Saber inglês sempre será útil. Se ensinar uma língua é bom, ensinar duas é ainda melhor. Além disso, fazer a versão bilíngue não aumenta os custos de produção.

O Room to Read já deu mais de duas mil bolsas de estudo para garotas. Por que não também para os meninos? Hoje, muitas mães criam os seus filhos sozinhas. Se souberem ler, elas também poderão ensinar suas crianças. Centralizar esforços nas meninas tem muito mais efeito.

Vocês recebem apoio de grandes corporações. O que elas pedem em troca?

Nada. Elas apoiam nosso projeto como empresas socialmente responsáveis. Este livro, por exemplo, foi patrocinado por uma grande corporação. Dissemos a eles que poderiam colocar o logotipo na contracapa, mas eles não quiseram.

Isso representa uma mudança na mentalidade corporativa?

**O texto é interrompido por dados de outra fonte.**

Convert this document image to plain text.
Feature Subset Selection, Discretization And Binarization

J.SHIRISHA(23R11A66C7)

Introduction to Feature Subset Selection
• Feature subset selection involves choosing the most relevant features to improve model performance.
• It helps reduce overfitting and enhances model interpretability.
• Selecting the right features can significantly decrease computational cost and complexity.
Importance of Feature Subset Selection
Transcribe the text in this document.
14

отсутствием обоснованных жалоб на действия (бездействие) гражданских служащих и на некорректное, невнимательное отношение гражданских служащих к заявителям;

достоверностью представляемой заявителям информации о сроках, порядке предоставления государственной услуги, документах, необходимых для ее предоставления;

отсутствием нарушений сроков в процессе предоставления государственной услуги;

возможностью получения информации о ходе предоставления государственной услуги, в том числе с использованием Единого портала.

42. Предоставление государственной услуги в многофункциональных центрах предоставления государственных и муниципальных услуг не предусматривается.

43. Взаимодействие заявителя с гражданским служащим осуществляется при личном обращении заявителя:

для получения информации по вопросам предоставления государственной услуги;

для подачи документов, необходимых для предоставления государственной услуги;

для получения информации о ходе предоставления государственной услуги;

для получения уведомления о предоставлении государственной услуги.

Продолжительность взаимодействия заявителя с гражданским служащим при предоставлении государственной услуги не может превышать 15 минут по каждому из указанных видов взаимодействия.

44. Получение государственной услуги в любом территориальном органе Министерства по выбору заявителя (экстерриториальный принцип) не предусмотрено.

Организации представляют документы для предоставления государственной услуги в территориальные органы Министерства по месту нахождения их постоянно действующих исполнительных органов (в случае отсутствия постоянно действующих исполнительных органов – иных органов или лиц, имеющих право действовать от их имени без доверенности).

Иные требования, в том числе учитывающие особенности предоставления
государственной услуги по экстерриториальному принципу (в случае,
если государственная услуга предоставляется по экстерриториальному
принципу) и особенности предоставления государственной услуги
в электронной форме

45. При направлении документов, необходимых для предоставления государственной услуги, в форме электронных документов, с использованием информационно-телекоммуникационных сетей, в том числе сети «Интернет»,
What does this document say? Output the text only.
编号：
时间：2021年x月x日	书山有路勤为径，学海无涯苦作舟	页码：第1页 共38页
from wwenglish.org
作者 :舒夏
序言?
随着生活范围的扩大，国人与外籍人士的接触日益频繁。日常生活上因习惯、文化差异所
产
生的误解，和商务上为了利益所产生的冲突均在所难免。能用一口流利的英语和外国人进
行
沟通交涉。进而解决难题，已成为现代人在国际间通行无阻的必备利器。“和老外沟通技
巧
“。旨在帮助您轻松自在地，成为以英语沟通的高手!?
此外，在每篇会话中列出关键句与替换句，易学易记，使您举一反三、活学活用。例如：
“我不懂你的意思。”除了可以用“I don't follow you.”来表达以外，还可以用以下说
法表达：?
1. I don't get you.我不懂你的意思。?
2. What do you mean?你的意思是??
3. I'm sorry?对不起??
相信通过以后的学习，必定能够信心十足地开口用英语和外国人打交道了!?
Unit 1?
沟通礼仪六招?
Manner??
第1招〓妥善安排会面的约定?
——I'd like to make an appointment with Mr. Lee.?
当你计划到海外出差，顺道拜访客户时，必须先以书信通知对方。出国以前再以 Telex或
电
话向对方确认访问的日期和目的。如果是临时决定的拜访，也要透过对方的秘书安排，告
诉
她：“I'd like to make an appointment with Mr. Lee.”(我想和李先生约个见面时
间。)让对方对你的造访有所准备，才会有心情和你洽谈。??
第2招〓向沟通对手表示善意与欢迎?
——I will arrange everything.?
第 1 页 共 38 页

Com certeza. Hoje, as grandes corporações sabem da importância de atuar nas áreas de responsabilidade social e/ou ambiental.

Mas essa mudança pode ser apenas uma estratégia para abrir novos mercados.

Sim, pode ser. Muitas delas têm negócios nos países onde a Room to Read atua. Mas sou pragmático. Eu lhes digo: “Ótimo, nos deem dinheiro e vamos fazer com que as coisas aconteçam.” Elas poderiam deixar a tarefa da educação para o governo. Seria mais rentável investir no desenvolvimento do mercado de modo mais imediato. Afinal, investir na educação requer visão de longo prazo.

Qual é o seu conselho para quem quer mudar de vida, mas não tem coragem?

Meu conselho é: comecem a mudar agora. É triste ver o tempo passando e a pessoa não fazer aquilo em que acredita.

Não é uma regra fixa, mas, quando as pessoas vão atrás de seus sonhos, elas se tornam mais felizes. Claro que existem riscos. Viver, em si, já é um risco. E não existe risco maior do que viver na infelicidade.

Agora que o seu trabalho já é reconhecido, quais são os planos para o futuro?

Nós queremos atender pelo menos dez milhões de crianças. Serão três milhões em 2010. Acreditamos que até 2020 teremos cumprido essa nossa meta.

As crianças do Brasil fazem parte desses planos?

Sim, as pessoas que tenho encontrado falam muito na necessidade de trazer nosso projeto para cá. Principalmente as bibliotecas, que são fáceis de ser criadas e podem ser implantadas em diversas regiões.

E qual é o seu recado especial para os leitores brasileiros?

O Brasil é um país muito criativo. Então, por favor, brasileiros, me enviem as suas ideias para que possamos levar educação para um número cada vez maior de crianças.